Hippocrates, the father of medicine, once said that "life is short, ... opportunity fleeting, experiment treacherous, judgment difficult." It's an aphorism with which conservatives might wish to familiarize themselves as they make their push to regain control of the Senate.
Right now the GOP has opportunities in spades: The key races in next year's elections are arrayed across a red map – in states that Mitt Romney carried last year. But the party's fanatical wing is engaged in a long-term experiment testing the idea that the GOP must grow by retrenching, offering a pure philosophical vision rather than a big tent. Judgment is difficult indeed.
Not only will the 2014 Senate races be shaped by that experiment, but so too will our short-term governance, or lack thereof.
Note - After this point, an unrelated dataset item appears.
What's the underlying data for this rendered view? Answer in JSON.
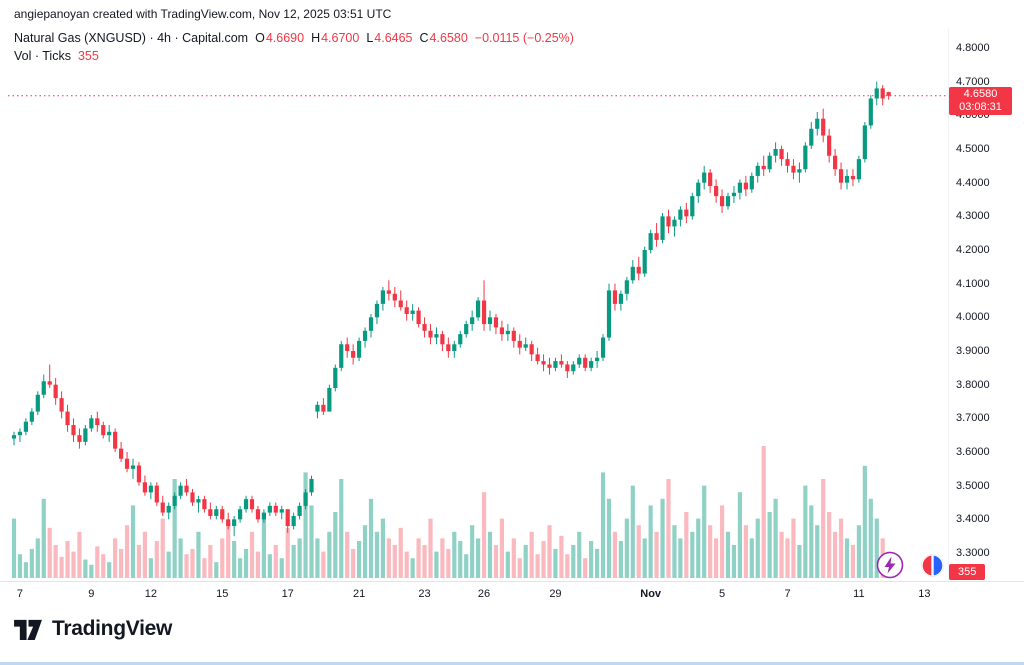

To be sure the GOP is well-positioned. Democratic retirements in South Dakota, West Virginia and Montana are widely seen as low-hanging fruit, likely getting them halfway to the six-seat gain they need to control the chamber. Then they're targeting a quartet of red-state Democrats: Sens. Mark Pryor of Arkansas, Kay Hagan of North Carolina, Mary Landrieu of Louisiana and Mark Begich of Alaska. Beyond that, GOP strategists still hope to broaden the field into states like Iowa and Minnesota, while Democrats target Senate GOP Leader Mitch McConnell in Kentucky and hope for a Republican fumble in Georgia.
It's a narrow but clear path back to the majority for the GOP and its best opportunity since … well, since 2012, and 2010 before that. These are the wages of the conservative zealot push for party purity: Tea party senators from red states like Texas (Ted Cruz), Utah (Mike Lee) and Kentucky (Rand Paul) and Democratic victories in purple and blue states where the candidates of the fanatical right flopped, like Nevada (Sharron Angle), Colorado (Ken Buck), Delaware (Christine "I'm Not a Witch" O'Donnell), Missouri (Todd "Legitimate Rape" Akin) and Indiana (Richard Mourdock). The only tea-party-backed Senate candidates who have won outside red states – former Massachusetts Sen. Scott Brown and current Florida Sen. Marco Rubio – have been repudiated as too willing to deal.
Which brings us to one 2014 challenge: avoiding tea-party-powered stumbles. The prime candidate for a purity-over-victory primary "triumph" is Georgia, where seven Republicans are looking to replace retiring Sen. Saxby Chambliss. The two front-runners are ludicrous Reps. Paul Broun and Phil Gingrey. Broun is best known for denouncing evolution and the Big Bang theory as "lies straight from the pit of Hell," while Gingrey is remembered for standing by Akin on "legitimate rape" and suggesting that traditional gender roles be taught in schools. Republicans are concerned that either lawmaker emerging as the nominee, "could allow Democrats a real opportunity" in the state says Nathan Gonzales, deputy editor of the Rothenberg Political Report.
Another primary to watch will occur in Alaska where tea party favorite Joe Miller – who won the GOP nod in 2010, but lost the race when incumbent Sen. Lisa Murkowski won as a write-in candidate – is aiming to upset Lt. Gov. Mead Treadwell. A Miller nomination would harm the GOP push for 51 as Treadwell is viewed as a much tougher potential opponent for incumbent Sen. Mark Begich. And while Arkansas won't have a primary, Rep. Tom Cotton, the likely nominee, has flirted with the idea of shutting the government down if President Obama doesn't agree to defund the Affordable Care Act, a position Senate Democrats are using to paint him as an extremist too conservative even for Arkansans.
But the test of the hard-line conservatives isn't just whether they stay within the bounds of electability in red states. It also lies in the extent they can influence, and even unseat, Republican incumbents. McConnell, the Senate GOP leader, and South Carolina Sen. Lindsey Graham are in the fanatics' sights because of their willingness to occasionally move off movement conservatism's default position – "Hell no!" – on all dealings with President Obama and the Democrats. It was McConnell, recall, who cut the deal to avoid the first part of the fiscal cliff at the turn of the year. And Graham has been in the thick of the immigration reform push.